A study of DNA samples from Aboriginal Australians and Melanesians from New Guinea, led by Peter Forster at the University of Cambridge, appears to verify the theory that all humans came from the same small group of Africans.
The Australian and New Guinean populations were found to share genetic features linking them those who left Africa up to 60,000 years ago.
"Although it has been speculated that the populations of Australia and New Guinea came from the same ancestors, the fossil record differs so significantly it has been difficult to prove," Dr Forster told Britain's The Times newspaper.
"For the first time, this evidence gives us a genetic link showing that the Australian Aboriginal and New Guinean populations are descended directly from the same specific group of people who emerged from the African migration."
Dr Forster, who is now at the Anglia Ruskin University, said the ancient Australians would have travelled from Africa via Arabia, Asia and the Malay peninsula, dispersing at a rate of about one kilometre per year.
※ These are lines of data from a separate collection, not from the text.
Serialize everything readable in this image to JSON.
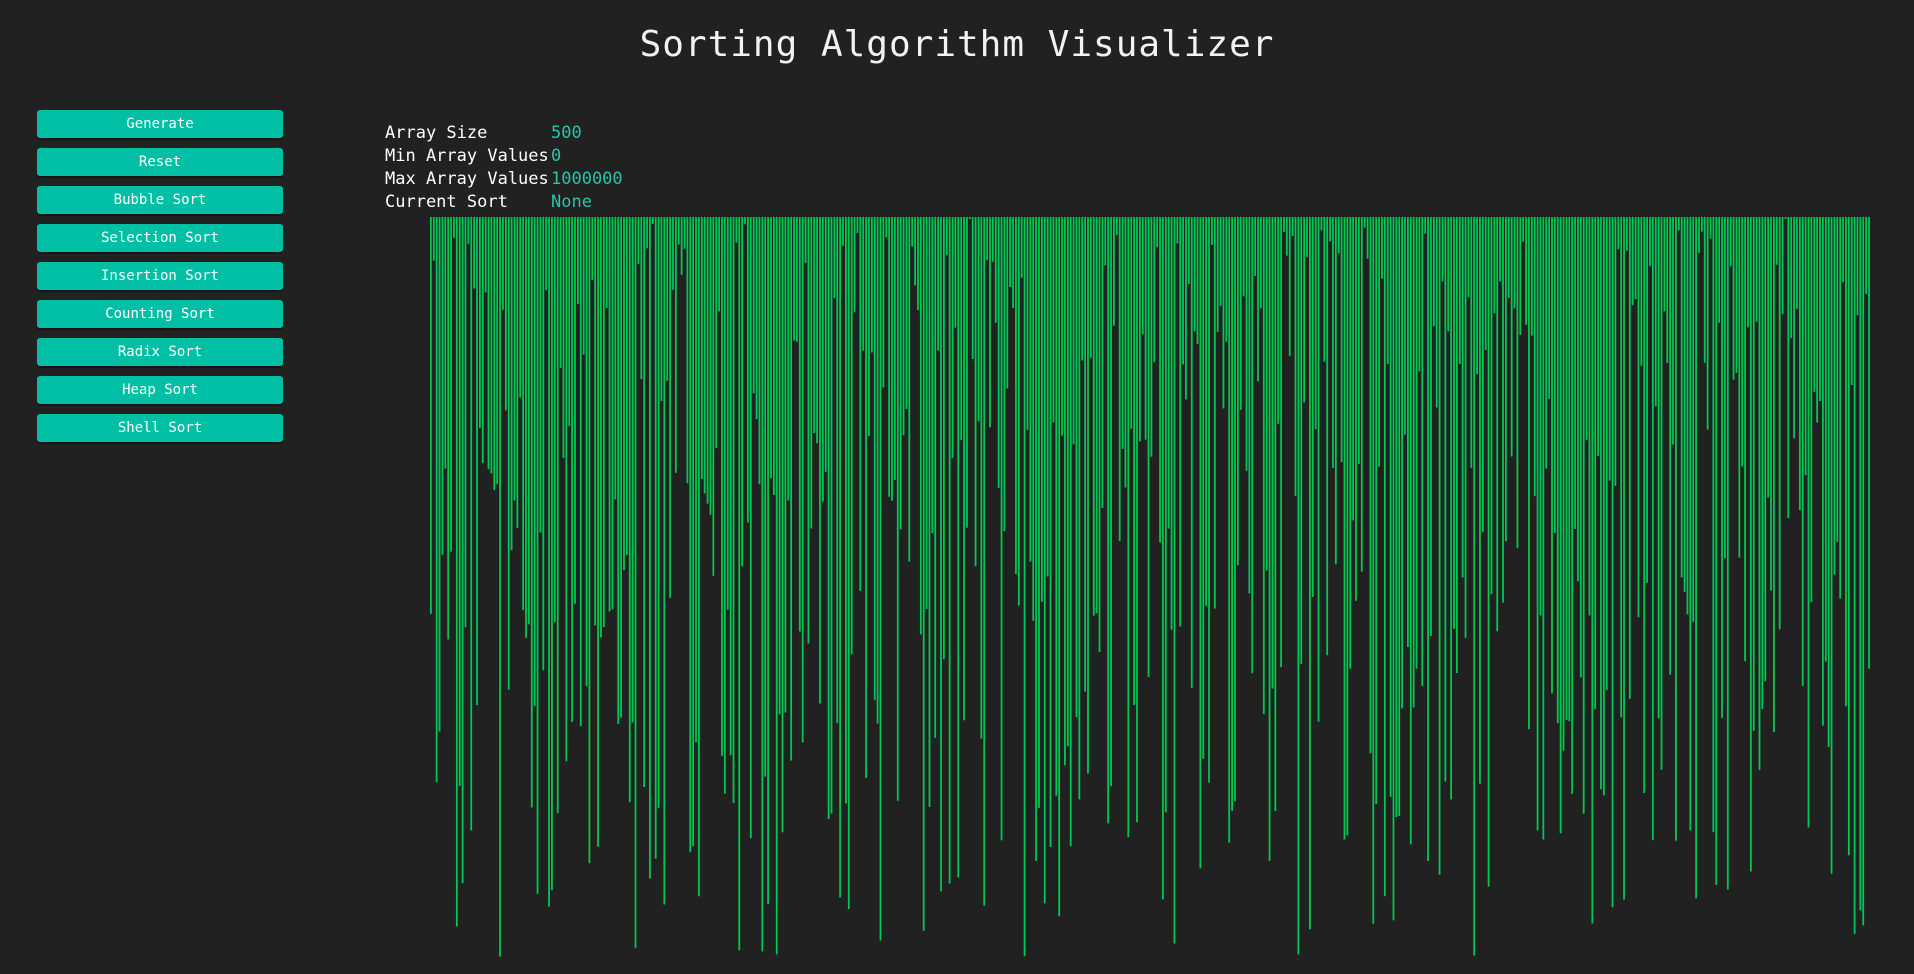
{
  "header": {
    "title": "Sorting Algorithm Visualizer"
  },
  "sidebar": {
    "buttons": [
      {
        "label": "Generate"
      },
      {
        "label": "Reset"
      },
      {
        "label": "Bubble Sort"
      },
      {
        "label": "Selection Sort"
      },
      {
        "label": "Insertion Sort"
      },
      {
        "label": "Counting Sort"
      },
      {
        "label": "Radix Sort"
      },
      {
        "label": "Heap Sort"
      },
      {
        "label": "Shell Sort"
      }
    ]
  },
  "info": {
    "array_size_label": "Array Size",
    "array_size_value": "500",
    "min_label": "Min Array Values",
    "min_value": "0",
    "max_label": "Max Array Values",
    "max_value": "1000000",
    "current_sort_label": "Current Sort",
    "current_sort_value": "None"
  },
  "colors": {
    "background": "#212121",
    "button": "#00bfa5",
    "value_text": "#26c6a6",
    "bar": "#00c853"
  },
  "visualizer": {
    "array_size": 500,
    "max_value": 1000000
  }
}
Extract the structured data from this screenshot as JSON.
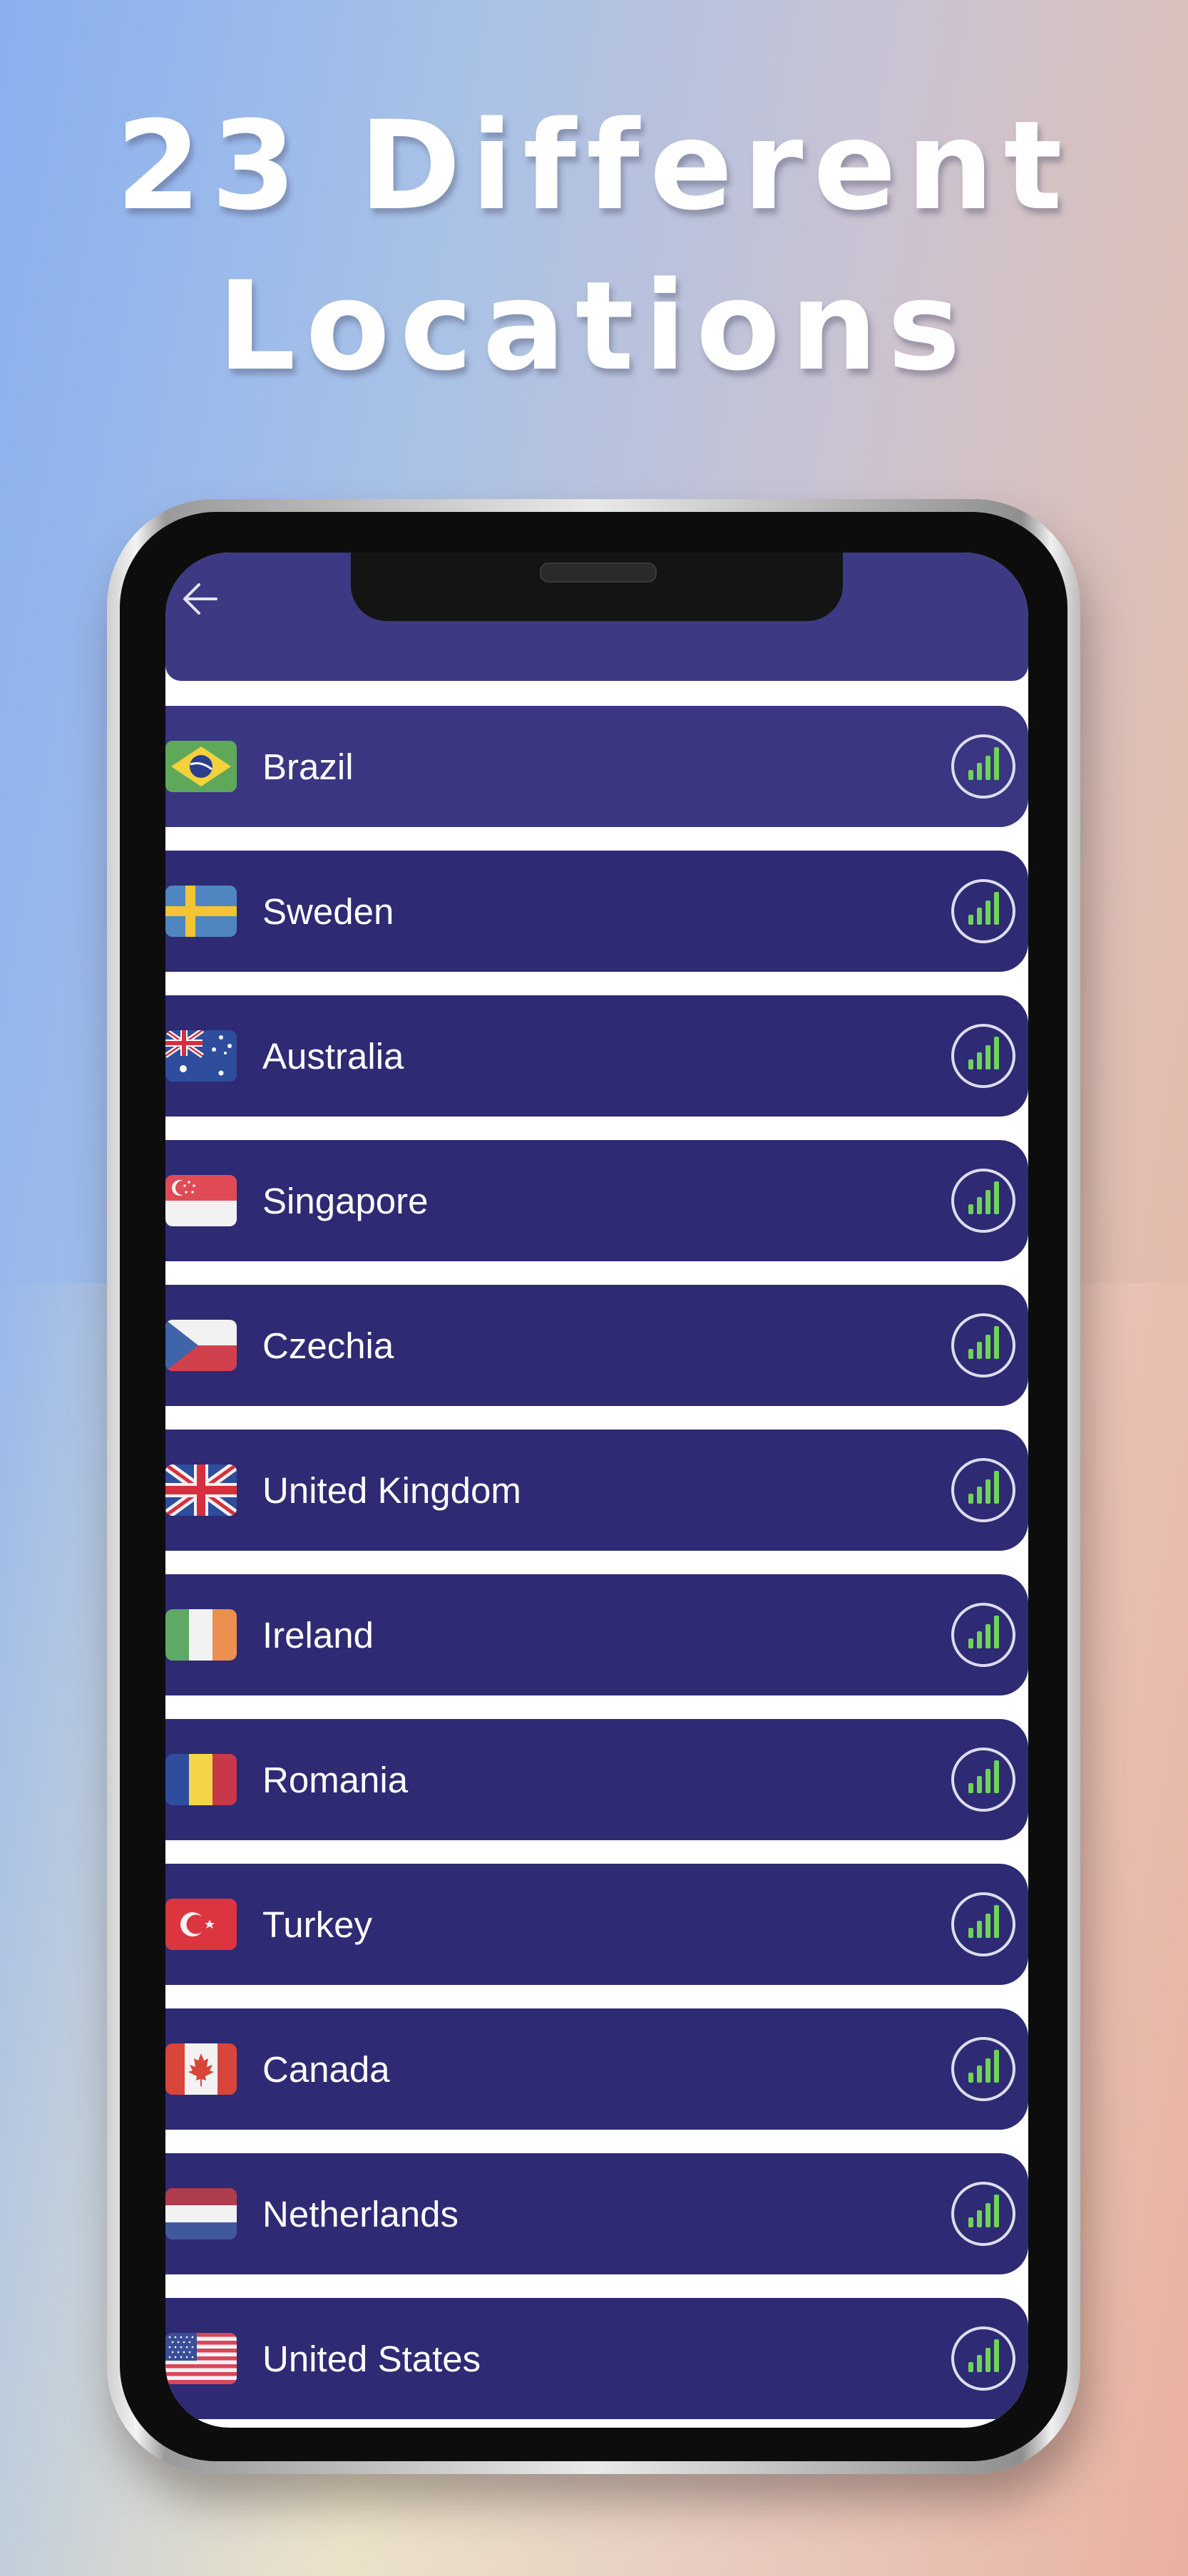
{
  "headline": {
    "line1": "23 Different",
    "line2": "Locations"
  },
  "header": {
    "back_icon": "arrow-left-icon"
  },
  "signal_icon": "signal-strength-icon",
  "colors": {
    "row_bg": "#2e2a73",
    "header_bg": "#3d3983",
    "signal_green": "#6fd35a",
    "divider": "#ffffff"
  },
  "countries": [
    {
      "name": "Brazil",
      "flag": "flag-brazil-icon",
      "signal_bars": 4
    },
    {
      "name": "Sweden",
      "flag": "flag-sweden-icon",
      "signal_bars": 4
    },
    {
      "name": "Australia",
      "flag": "flag-australia-icon",
      "signal_bars": 4
    },
    {
      "name": "Singapore",
      "flag": "flag-singapore-icon",
      "signal_bars": 4
    },
    {
      "name": "Czechia",
      "flag": "flag-czechia-icon",
      "signal_bars": 4
    },
    {
      "name": "United Kingdom",
      "flag": "flag-uk-icon",
      "signal_bars": 4
    },
    {
      "name": "Ireland",
      "flag": "flag-ireland-icon",
      "signal_bars": 4
    },
    {
      "name": "Romania",
      "flag": "flag-romania-icon",
      "signal_bars": 4
    },
    {
      "name": "Turkey",
      "flag": "flag-turkey-icon",
      "signal_bars": 4
    },
    {
      "name": "Canada",
      "flag": "flag-canada-icon",
      "signal_bars": 4
    },
    {
      "name": "Netherlands",
      "flag": "flag-netherlands-icon",
      "signal_bars": 4
    },
    {
      "name": "United States",
      "flag": "flag-usa-icon",
      "signal_bars": 4
    }
  ]
}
The uniqueness of Australia's ancient Aborigines and archaeological finds in the country previously threatened to undermine the theory that humans are all descended from the same group.
Critics of the theory believe modern human beings may have evolved in several different places, arisen through interbreeding, or made several trips out of Africa.
They cited as evidence the fact skeletal and tool remains found in Australia are strikingly different from those on the "coastal expressway" the early settlers are supposed to have taken through south Asia.